In 2005, Misholi rejoined Aura and changed its focus to real-estate. In the wake of losses due to the real-estate crisis in eastern Europe in 2008-2009, the company was liquidated in 2011.

===FundTech===
In 1994, Misholi joined Fundtech, a company that developed software facilitating electronic money transfers between financial institutions. Misholi was active chairman and the first lead investor. The company sold its system to thousands of banks. In early 1998, Fundtech raised additional capital through a public offering and was valuated at $900 million. When Misholi left Fundtech at the end of 1999, it was worth $1.1 billion.

===Versamed===
In 1996, Misholi became chairman of Versamed, a medical technology company established in 1994 that developed a mobile ventilation device to replace invasive intubation. Versamed's portable ICU ventilator allows for respiration of patients in transit and emergencies. The product gained FDA approval in 1999. In 2002, Versamed won first place in the Israel Technology Fast 50 list, a list compiled by the Deloitte accounting firm of the fastest-growing technology companies based on revenue growth. The ventilator was sold to hospitals and medical centers worldwide, and was purchased by the Israel Defense Forces for use in combat. In 2008, Versamed was acquired by GE Healthcare.

===Magma===
In 1994, Aura purchased shares in Magma Industries, a decorative candle manufacturer.

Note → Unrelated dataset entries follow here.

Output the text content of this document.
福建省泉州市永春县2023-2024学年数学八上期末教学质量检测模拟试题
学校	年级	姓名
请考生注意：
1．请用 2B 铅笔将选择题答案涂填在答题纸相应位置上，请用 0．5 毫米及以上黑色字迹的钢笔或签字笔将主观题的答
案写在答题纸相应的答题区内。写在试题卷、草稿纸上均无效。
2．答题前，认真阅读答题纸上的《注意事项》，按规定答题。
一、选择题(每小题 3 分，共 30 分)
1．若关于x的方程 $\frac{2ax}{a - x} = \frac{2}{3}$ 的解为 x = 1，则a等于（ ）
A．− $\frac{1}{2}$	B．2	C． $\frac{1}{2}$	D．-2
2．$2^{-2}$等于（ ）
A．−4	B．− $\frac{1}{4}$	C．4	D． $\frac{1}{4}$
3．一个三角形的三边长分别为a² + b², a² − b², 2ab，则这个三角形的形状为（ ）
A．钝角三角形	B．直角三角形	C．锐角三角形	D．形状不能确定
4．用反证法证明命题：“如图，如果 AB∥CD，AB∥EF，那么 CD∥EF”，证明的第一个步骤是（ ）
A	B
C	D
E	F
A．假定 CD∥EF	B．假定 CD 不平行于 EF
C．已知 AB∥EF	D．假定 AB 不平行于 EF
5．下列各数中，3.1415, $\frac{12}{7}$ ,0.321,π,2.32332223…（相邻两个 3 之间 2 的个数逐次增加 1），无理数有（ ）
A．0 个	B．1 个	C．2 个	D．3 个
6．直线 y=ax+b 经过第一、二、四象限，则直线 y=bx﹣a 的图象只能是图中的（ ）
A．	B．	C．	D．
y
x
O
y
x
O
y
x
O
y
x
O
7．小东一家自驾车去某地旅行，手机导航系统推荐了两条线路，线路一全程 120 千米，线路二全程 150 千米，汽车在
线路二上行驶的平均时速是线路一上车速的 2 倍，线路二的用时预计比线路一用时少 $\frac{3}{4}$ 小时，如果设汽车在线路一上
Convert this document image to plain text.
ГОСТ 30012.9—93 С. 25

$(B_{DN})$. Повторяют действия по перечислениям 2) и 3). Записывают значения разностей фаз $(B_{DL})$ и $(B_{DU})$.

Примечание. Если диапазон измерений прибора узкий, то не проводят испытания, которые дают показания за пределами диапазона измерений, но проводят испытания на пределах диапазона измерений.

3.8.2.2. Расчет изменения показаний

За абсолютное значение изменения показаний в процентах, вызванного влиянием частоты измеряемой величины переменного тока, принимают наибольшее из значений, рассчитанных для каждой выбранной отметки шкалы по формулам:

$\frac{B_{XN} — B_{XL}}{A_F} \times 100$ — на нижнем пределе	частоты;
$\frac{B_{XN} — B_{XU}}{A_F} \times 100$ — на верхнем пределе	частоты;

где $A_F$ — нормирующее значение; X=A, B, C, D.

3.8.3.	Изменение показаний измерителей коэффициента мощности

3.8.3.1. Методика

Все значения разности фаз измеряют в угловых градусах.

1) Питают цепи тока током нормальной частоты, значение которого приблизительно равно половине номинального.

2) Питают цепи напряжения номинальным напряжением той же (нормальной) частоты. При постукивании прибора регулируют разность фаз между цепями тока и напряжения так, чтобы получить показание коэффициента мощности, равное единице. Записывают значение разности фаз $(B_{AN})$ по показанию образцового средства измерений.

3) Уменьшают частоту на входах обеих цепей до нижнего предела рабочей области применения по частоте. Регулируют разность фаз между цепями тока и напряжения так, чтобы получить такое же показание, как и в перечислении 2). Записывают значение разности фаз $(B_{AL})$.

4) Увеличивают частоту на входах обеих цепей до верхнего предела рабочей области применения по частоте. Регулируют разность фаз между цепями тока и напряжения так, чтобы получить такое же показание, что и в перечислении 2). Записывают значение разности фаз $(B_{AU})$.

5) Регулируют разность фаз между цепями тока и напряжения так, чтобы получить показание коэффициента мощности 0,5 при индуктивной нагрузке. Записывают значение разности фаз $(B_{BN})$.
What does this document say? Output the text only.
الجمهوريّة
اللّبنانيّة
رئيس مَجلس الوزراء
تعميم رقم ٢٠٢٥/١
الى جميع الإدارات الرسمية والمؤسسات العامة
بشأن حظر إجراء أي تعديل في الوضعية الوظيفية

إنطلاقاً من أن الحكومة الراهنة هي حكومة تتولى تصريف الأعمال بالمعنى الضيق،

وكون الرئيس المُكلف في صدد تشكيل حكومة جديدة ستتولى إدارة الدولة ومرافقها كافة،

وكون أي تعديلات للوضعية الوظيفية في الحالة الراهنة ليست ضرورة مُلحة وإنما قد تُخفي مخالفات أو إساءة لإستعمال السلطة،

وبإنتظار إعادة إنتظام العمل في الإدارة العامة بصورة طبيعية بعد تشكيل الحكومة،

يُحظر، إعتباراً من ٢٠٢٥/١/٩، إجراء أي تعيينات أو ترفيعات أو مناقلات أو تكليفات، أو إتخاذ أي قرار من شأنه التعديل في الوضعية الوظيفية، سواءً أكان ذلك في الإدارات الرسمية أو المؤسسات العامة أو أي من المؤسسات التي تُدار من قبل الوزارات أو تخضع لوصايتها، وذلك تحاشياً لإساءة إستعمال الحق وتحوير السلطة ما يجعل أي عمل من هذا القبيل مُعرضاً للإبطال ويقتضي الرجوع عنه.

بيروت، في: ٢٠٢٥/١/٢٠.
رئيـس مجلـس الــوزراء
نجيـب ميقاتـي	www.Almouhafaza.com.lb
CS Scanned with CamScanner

Misholi served as chairman. The candles were sold from carts in shopping malls, gift shops and supermarket chains in the U.S. and Europe, a marketing innovation at the time.

==Other activities==
Misholi is CEO and chairman of SirTlab Corporation, which is working on a cure for age-related diseases through the activation of the SIRT6 gene.

In 2004, Misholi cofounded D-Cure, a nonprofit organization dedicated to finding a cure for diabetes and promoting diabetes research in Israel.
He was also a member of the board of the Israeli Association of Publicly Traded Companies.